Introduction
For many companies, the day of listing marks the end of a long journey. Months of diligence, disclosures, and regulatory scrutiny finally culminate in the ringing of the bell. Yet, almost immediately after listing, a new phase begins, where the company transitions from being IPO‑compliant to being listed‑entity compliant.
It is during this transition that certain practical governance questions arise. One such question might be overlooked in the larger listing narrative, relates to the appointment of the Secretarial Auditor.
A company lists at a time when Annual General Meeting (‘AGM’) has been held and the next AGM is scheduled in next financial year. The Secretarial Auditor appointed prior to listing has completed the term. Meanwhile, SEBI (Listing Obligations and Disclosure Requirements) Regulations, 2015 (“LODR Regulations”) have become fully applicable, and the obligation to conduct Secretarial Audit continues.
At this point, the company is faced with a simple but unsettling question:
How should a Secretarial Auditor be appointed now?
This article examines that question by tracing the legal framework under the Companies Act, 2013 and the LODR Regulations, and by examining how these provisions interact in a post‑listing context.
The statutory foundation: Secretarial Audit under the Companies Act, 2013
Secretarial Audit was formally introduced under Section 2041 of the Companies Act, 2013. The provision reflects a legislative recognition that corporate compliance extends beyond financial reporting and requires an independent review of legal and regulatory adherence.
Section 204 mandates Secretarial Audit for every listed company, as well as for certain public companies meeting prescribed capital or turnover thresholds. The manner of appointment is addressed through Rule 92 of the Companies (Appointment and Remuneration of Managerial Personnel) Rules, 2014.

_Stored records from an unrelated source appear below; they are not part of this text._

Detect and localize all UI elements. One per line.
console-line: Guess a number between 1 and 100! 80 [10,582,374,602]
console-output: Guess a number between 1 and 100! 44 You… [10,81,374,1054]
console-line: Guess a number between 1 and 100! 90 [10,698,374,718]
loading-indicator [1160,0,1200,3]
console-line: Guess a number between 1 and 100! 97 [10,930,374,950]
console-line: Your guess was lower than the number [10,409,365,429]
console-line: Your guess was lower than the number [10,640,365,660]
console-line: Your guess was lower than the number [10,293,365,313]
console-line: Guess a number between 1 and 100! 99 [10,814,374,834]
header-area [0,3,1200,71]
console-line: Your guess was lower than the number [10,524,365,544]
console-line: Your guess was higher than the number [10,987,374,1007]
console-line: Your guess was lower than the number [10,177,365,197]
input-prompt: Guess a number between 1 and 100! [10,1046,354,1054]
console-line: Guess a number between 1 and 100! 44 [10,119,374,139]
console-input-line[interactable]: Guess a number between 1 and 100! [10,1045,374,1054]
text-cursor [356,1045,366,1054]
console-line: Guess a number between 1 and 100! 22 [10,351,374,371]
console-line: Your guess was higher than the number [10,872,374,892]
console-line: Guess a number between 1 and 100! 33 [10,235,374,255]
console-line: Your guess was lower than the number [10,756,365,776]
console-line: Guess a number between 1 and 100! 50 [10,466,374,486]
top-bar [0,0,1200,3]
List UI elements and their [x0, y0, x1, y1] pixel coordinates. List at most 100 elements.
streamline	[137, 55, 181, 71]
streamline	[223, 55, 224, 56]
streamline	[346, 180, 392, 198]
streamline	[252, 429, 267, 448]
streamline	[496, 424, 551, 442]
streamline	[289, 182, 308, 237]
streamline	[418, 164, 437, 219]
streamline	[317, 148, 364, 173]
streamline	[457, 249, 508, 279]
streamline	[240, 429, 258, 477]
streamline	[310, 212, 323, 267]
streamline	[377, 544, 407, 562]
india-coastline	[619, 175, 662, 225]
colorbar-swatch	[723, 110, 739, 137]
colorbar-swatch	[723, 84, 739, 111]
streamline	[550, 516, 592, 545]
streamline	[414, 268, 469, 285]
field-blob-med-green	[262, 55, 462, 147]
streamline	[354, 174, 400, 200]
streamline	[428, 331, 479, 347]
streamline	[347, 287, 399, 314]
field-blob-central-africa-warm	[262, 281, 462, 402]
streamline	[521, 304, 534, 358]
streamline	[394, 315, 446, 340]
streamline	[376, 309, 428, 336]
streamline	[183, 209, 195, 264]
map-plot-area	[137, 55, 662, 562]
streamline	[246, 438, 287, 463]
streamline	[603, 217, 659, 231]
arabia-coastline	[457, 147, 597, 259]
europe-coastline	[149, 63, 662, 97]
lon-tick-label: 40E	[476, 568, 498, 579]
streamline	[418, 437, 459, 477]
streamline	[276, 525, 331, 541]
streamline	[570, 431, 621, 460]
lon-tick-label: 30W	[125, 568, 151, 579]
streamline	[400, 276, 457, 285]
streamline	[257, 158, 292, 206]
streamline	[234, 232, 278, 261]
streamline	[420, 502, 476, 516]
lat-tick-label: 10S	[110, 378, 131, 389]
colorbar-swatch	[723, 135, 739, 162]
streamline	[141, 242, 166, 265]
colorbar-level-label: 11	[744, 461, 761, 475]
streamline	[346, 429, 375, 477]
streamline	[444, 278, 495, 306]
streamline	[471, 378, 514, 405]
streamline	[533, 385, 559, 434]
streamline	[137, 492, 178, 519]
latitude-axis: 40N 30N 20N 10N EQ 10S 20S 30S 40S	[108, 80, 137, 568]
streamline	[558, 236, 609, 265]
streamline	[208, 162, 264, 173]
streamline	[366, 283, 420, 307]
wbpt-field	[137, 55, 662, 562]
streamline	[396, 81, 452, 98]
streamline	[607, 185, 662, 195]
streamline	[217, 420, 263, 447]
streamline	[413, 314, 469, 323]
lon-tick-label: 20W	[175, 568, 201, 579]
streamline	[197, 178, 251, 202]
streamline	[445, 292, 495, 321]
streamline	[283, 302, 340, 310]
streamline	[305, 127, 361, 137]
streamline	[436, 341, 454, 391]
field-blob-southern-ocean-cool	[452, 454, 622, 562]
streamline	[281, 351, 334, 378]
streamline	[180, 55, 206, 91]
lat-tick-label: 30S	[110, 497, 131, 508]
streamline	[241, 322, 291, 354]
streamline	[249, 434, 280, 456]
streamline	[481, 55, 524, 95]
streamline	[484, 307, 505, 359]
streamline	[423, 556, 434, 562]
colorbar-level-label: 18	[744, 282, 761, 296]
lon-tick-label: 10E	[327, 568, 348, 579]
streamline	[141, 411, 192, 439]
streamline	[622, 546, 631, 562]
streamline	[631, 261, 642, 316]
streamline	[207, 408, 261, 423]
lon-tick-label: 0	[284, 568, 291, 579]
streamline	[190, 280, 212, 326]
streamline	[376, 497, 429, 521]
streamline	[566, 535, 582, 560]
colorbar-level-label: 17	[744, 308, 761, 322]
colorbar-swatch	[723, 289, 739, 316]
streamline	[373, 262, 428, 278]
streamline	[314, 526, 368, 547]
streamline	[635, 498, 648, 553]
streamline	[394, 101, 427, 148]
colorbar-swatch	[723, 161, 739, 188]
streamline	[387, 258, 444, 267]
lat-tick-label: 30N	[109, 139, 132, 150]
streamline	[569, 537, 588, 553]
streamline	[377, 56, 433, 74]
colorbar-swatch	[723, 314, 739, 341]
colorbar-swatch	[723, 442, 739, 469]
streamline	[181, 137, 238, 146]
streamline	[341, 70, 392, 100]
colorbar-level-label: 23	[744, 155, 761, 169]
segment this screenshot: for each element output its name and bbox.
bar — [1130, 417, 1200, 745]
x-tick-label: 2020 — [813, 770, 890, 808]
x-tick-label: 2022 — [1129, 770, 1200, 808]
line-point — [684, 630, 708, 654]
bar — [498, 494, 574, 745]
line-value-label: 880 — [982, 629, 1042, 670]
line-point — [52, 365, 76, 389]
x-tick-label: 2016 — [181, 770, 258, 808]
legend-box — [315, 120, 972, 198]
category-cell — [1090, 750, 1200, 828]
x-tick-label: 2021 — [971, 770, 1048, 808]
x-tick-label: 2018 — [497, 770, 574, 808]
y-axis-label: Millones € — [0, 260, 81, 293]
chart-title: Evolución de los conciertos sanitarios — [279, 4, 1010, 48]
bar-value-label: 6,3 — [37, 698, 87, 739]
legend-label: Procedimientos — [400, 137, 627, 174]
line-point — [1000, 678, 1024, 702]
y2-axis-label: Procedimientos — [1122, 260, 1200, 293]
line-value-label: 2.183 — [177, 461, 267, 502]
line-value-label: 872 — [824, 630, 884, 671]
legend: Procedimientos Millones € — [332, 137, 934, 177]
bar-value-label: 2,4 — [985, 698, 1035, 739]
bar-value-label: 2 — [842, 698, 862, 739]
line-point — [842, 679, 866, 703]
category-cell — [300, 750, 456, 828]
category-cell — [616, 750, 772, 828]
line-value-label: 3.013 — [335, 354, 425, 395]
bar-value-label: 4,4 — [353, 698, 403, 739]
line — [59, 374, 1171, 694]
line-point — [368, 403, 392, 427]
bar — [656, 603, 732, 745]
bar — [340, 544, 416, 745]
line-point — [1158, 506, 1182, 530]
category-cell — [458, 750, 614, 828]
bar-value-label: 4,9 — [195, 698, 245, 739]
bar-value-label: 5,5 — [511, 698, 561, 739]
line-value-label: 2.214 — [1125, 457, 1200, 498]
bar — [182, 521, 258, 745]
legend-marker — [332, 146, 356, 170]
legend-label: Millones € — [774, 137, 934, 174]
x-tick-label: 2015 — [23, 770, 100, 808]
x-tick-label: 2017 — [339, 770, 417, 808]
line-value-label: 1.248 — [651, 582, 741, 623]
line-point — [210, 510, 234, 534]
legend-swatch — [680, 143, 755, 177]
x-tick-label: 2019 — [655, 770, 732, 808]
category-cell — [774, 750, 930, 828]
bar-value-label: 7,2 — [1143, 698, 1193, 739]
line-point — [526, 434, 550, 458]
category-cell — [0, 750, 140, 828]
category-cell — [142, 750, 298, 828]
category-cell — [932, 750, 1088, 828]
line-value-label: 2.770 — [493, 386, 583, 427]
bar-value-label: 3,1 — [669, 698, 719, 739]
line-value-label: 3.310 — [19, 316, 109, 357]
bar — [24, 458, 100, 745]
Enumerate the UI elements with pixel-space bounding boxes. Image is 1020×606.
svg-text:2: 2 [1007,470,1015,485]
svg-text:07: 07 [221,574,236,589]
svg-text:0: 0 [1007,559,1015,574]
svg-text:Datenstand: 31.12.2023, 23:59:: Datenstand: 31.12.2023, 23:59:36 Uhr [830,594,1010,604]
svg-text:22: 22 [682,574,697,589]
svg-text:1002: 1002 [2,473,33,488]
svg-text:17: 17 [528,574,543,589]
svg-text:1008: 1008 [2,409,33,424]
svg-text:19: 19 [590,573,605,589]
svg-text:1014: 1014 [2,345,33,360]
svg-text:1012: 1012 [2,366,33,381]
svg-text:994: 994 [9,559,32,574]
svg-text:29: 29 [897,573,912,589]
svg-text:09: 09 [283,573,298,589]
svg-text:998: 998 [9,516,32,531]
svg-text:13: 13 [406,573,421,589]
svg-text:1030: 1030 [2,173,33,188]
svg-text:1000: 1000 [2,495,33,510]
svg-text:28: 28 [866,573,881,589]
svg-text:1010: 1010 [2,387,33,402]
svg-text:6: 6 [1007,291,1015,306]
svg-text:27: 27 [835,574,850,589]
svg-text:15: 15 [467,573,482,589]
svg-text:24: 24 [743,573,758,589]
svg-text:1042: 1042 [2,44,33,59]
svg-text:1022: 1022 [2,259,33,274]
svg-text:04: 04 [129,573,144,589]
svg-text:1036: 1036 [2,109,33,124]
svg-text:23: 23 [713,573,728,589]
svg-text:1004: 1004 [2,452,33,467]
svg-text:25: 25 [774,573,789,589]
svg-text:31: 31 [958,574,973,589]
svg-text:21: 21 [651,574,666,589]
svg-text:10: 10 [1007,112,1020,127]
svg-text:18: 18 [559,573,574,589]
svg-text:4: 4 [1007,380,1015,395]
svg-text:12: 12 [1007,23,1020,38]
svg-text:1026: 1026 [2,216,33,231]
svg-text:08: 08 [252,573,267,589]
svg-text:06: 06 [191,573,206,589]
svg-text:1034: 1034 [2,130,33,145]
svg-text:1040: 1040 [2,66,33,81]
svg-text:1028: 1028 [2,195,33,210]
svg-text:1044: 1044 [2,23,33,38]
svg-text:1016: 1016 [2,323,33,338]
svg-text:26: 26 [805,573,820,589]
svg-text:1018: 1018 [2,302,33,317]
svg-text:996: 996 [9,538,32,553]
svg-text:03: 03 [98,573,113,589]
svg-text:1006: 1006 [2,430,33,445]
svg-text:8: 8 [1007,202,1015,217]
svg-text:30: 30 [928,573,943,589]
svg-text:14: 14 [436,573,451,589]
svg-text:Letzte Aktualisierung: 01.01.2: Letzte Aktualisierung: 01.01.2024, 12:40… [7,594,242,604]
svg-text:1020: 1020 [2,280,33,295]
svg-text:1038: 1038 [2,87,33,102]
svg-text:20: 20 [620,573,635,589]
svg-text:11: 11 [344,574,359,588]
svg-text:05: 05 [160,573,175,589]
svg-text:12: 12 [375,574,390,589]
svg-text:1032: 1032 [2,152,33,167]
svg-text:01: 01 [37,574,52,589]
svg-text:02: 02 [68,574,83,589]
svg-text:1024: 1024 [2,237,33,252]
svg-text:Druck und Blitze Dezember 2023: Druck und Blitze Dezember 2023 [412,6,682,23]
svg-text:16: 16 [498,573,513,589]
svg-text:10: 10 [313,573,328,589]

Under this framework, the appointment of the Secretarial Auditor is a matter for the Board of Directors. The statute does not prescribe shareholder approval, nor does it mandate a fixed tenure. In practice, Secretarial Auditors were appointed annually, and the compliance obligation was managed at the board level.
For several years, this system functioned smoothly, including for companies preparing to list.
A regulatory shift: The role of SEBI LODR Regulations
The compliance landscape changed with amendments to Regulation 24A3 of the LODR Regulations. The amended provision introduced four material requirements for listed entities.
First, the Secretarial Auditor must be a peer‑reviewed Company Secretary. Second, the appointment must be approved by shareholders at AGM. Third, the appointment must be for a continuous period of five years. Fourt, appointment with the approval of its shareholders in its Annual General Meeting.
This marked a clear departure from the Companies Act framework. The appointment of the Secretarial Auditor was no longer conceived as a routine annual board decision. Instead, it was elevated to a shareholder‑driven governance decision, comparable in importance to other long‑term oversight appointments.
The regulatory intent behind this shift appears to be to strengthen independence, ensure continuity, and enhance shareholder confidence in the Secretarial Audit process.
Where compliance timelines collide: Listing in the middle of the year
While Regulation 24A of LODR Regulations is conceptually clear, its application in practice is not always seamless.
If we look at the issue at hand stated earlier, many companies list in the middle of a financial year. Their Secretarial Auditor may have been appointed for a limited period, or the engagement may have ended prior to listing. Upon listing, the company immediately becomes subject to LODR Regulations and is required to submit a Secretarial Audit Report for the year.
At the same time, the next AGM which is the traditional forum for shareholder approval, may still be several months away. Regulation 24A of LODR Regulations does not expressly address how such timing gaps are to be handled.
The company, however, cannot remain without a Secretarial Auditor. Compliance obligations continue regardless of corporate calendars.